Trop beaucoup monsieur… Trop beaucoup Monsieur… Trop beauccc… cq… qk…!!

Elle s’étrangla subitement. C’est que l’oriental mage à ce moment précis venait de brutalement introduire deux doigts curieux en le petit orifice de ce vagin qui n’avait encore connu nulle inquisition de ce genre, et que, fermement décidé, il enfonça le plus loin possible ces deux boudins gracieux et habiles en ces intérieurs elfiques. Éprise de ce hoquet et déjà délicieusement mouillée d’envie, la jalouse Fleurette pressa son ami l’enchanteur, en merveilleuse érection, de bien vouloir lui faire subir un sortilège similaire. Gourdin ne se fit guère prier et d’un coup de sa queue magique il débarrassa l’encombrante garniture d’objets précieux et de bibelots mystiques de la table à manger pour y allonger Fleurette fraîchement déculottée. Il connaissait si bien ce beau vagin et ses alentours merveilleusement arrangés des chairs saturées de sang et de désirs de son amie, que sa langue alerte et experte n’eut aucune difficulté à ravir ce délicieux petit con ruisselant et avide si bien préparé par les imaginations écumantes et libres de Fleurette. Bientôt les cris éplorés et étrangement complices d’affections de l’Elfe et de la naine firent perdre la tête à Hilda qui, présentant ses bourrelets pubiens à l’Ogre gêné, pria, implorant à mort celui-ci, de grâce, de s’exécuter de même.
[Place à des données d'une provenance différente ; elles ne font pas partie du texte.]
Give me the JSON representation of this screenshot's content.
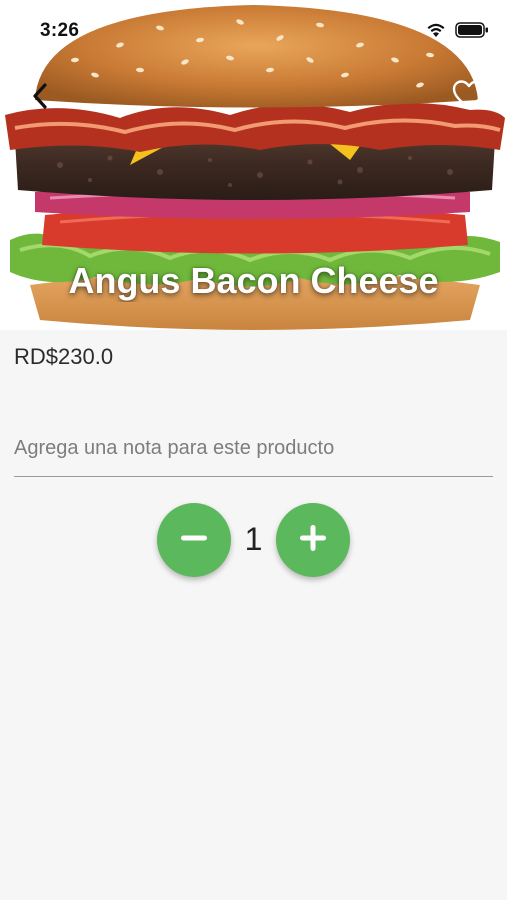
{
  "status_bar": {
    "time": "3:26",
    "icons": [
      "wifi-icon",
      "battery-icon"
    ]
  },
  "header": {
    "back_icon": "chevron-left-icon",
    "favorite_icon": "heart-outline-icon"
  },
  "product": {
    "title": "Angus Bacon Cheese",
    "price": "RD$230.0",
    "image": "burger-photo"
  },
  "note": {
    "value": "",
    "placeholder": "Agrega una nota para este producto"
  },
  "quantity": {
    "value": "1",
    "decrement_icon": "minus-icon",
    "increment_icon": "plus-icon"
  },
  "colors": {
    "accent": "#5cb85c",
    "background": "#f6f6f6",
    "price_text": "#2b2b2b"
  }
}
Mais belle et grasse amie : n’oubliez que mes goûts,

Récemment modifiés, n’apprécient ce bijoux… 

Mais après quelques pressées et pressantes tergiversations, il consenti à prodiguer à sa nouvelle et poétesse amie ces faveurs si urgemment réclamées.
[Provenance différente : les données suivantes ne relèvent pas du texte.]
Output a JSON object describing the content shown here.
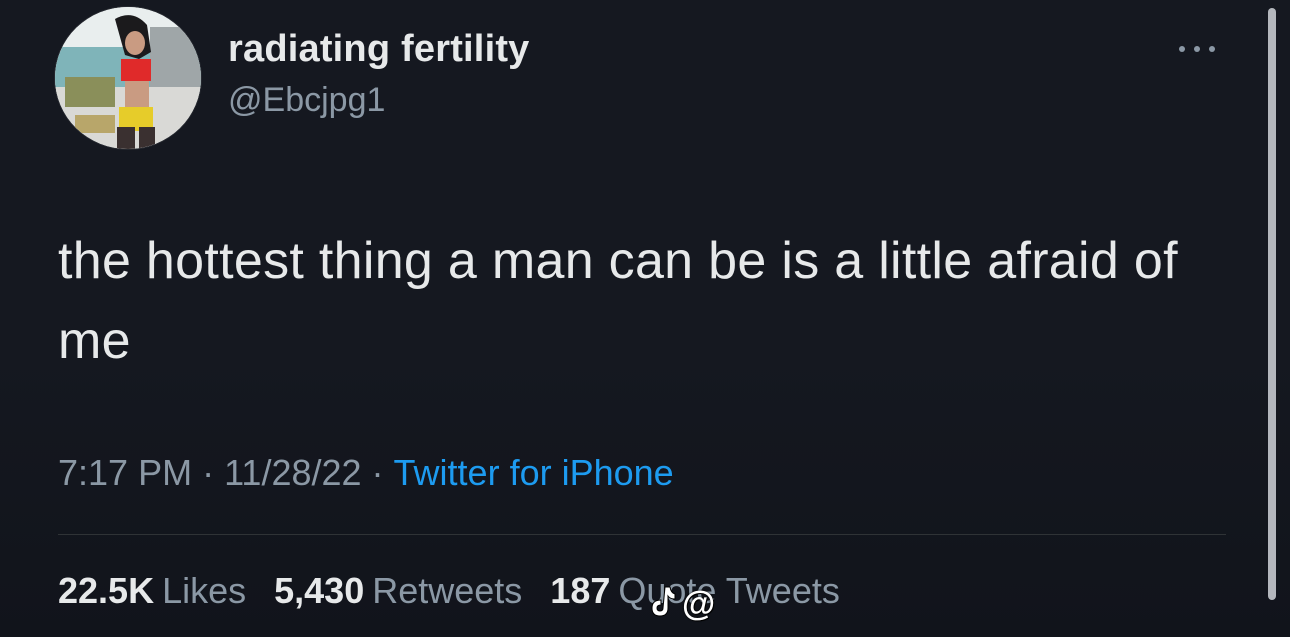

Mais où donc fichtre diantre trouve-t-on vos conduits

Dans cette grande abondance de chair et de replis ?…

C’est là où qu’ça mouille et qu’ça sent, supplia l’obèse naine.
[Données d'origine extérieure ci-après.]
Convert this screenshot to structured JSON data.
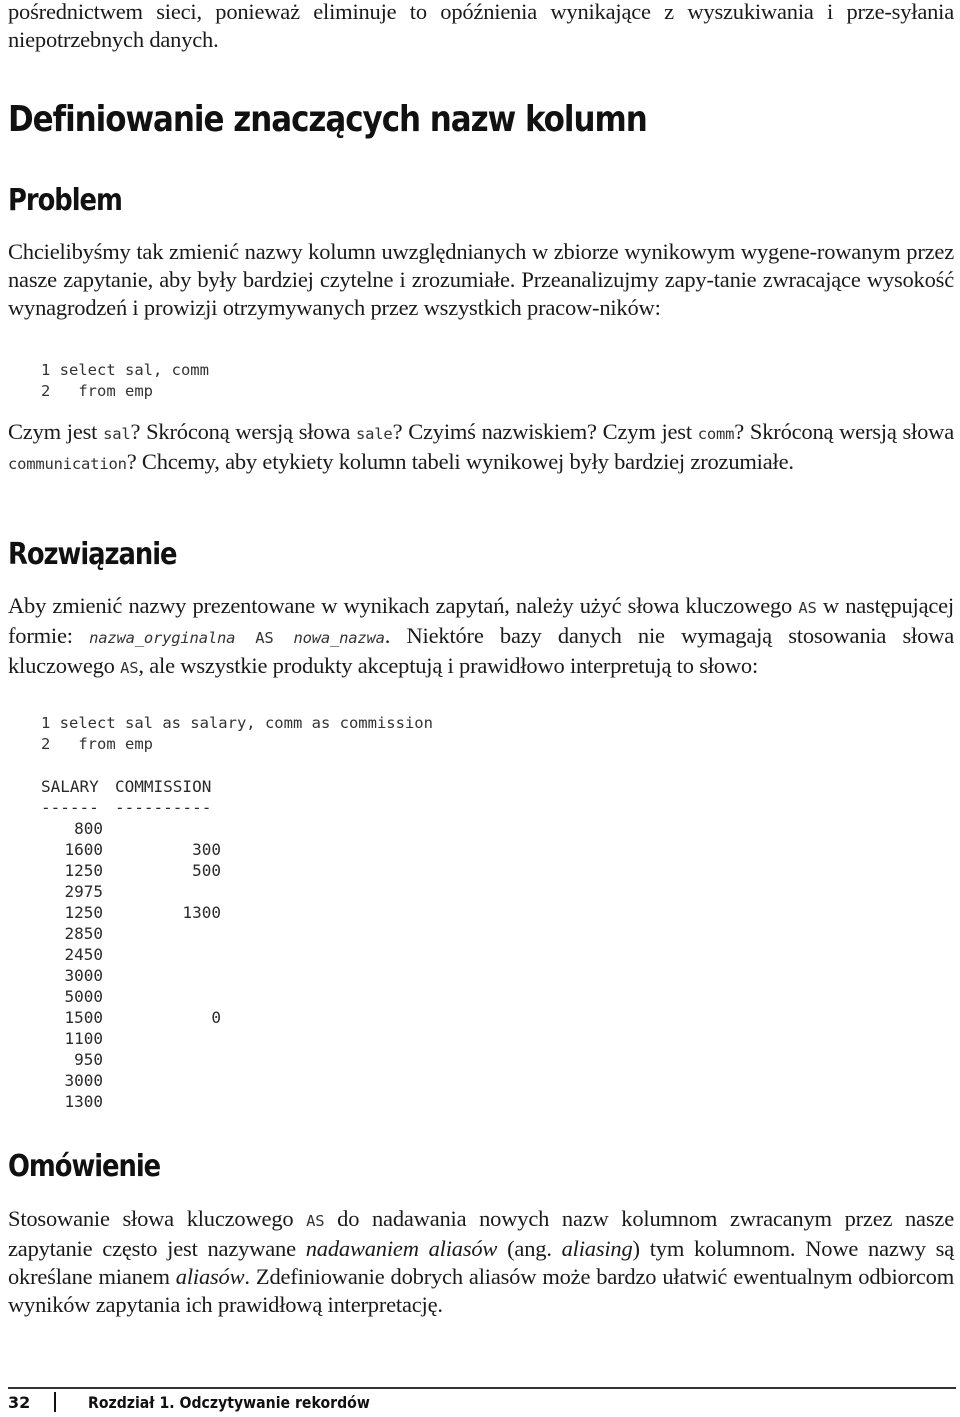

L’Ogre, appliqué de serviables intentions, fini par aborder au but et entama les investigations attendues en la grassouillette tirelire de Hilda, qui immédiatement se mit à fredonner d’obscurs et improvisés poèmes aux inflexions étranges mais charmantes. Ainsi tout occupé, la petite assemblé roucoulait de ces plaisirs conviviaux si sympathiquement partagés. S’apercevant que son Oriental ami le Mage de sa main libre s’employait à branler son minuscule pénis, Gourdin que les violences de son érection tiraillaient affreusement, s’employa de même. Mais hélas il ne parvint par ce moyen qu’à moyennement calmer ses émotions et, délaissant Fleurette au sommet de ses sens, il pria Tahabitahingouh de lui céder la place. Celui-ci, dont le sens de l’hospitalité passait avant toute chose, offrit prestement à son ami les étroitesses de l’elfique saucisson aux soins si pressants de l’Enchanteur. Retournant la malheureuse et sans même la défaire de ses liens, il dégaina sur le champ ses Quatre Coups de Rein Légendaires en cet anus étriqué qui se fissura affreusement de toutes parts. Il pria immédiatement l’assemblé d’assister dans l’instant au spectacle à venir. Tous cessèrent alors plus ou moins de bon cœur leurs précédentes activités pour admirer Gourdin coulisser en ce qui fut de l’Elfe le trou de son cul. Puis, pour la deuxième fois en ce jour, il couvrit le visage de sa proie de sa main dispendieuse de magie.

Regardez, mes amis, maintenant !  hurla-t-il alors que les premiers jets de son éjaculation abordaient déments le bout de son gland tuméfié. Comme Fleurette s’y attendait en souriant, les deux fontaines merveilleuses jaillirent bientôt abondantes des oreilles effilées et pointues de l’inerte et ficelée Elfe. Tout ébahis par cet inattendu et puissamment réjouissant spectacle, tous applaudirent comme à la foire dans des liesses de cris enjoués, ce miracle couronnant la fin de tant d’ébats si amicalement partagés.

Une discrète petite toux en provenance de l’entrée fit tourner en cœur les regards encore tout éblouis. La stupeur un instant saisie cette foule. Sur les bords de la porte se tenait, comme sur les bords de toutes choses, l’angélique créature du ruisseau vêtues d’un pieux habit pourpre de none qui leur demandait, de ses yeux suppliants tel une aube aux enchanteresses promesses, l’hospitalité.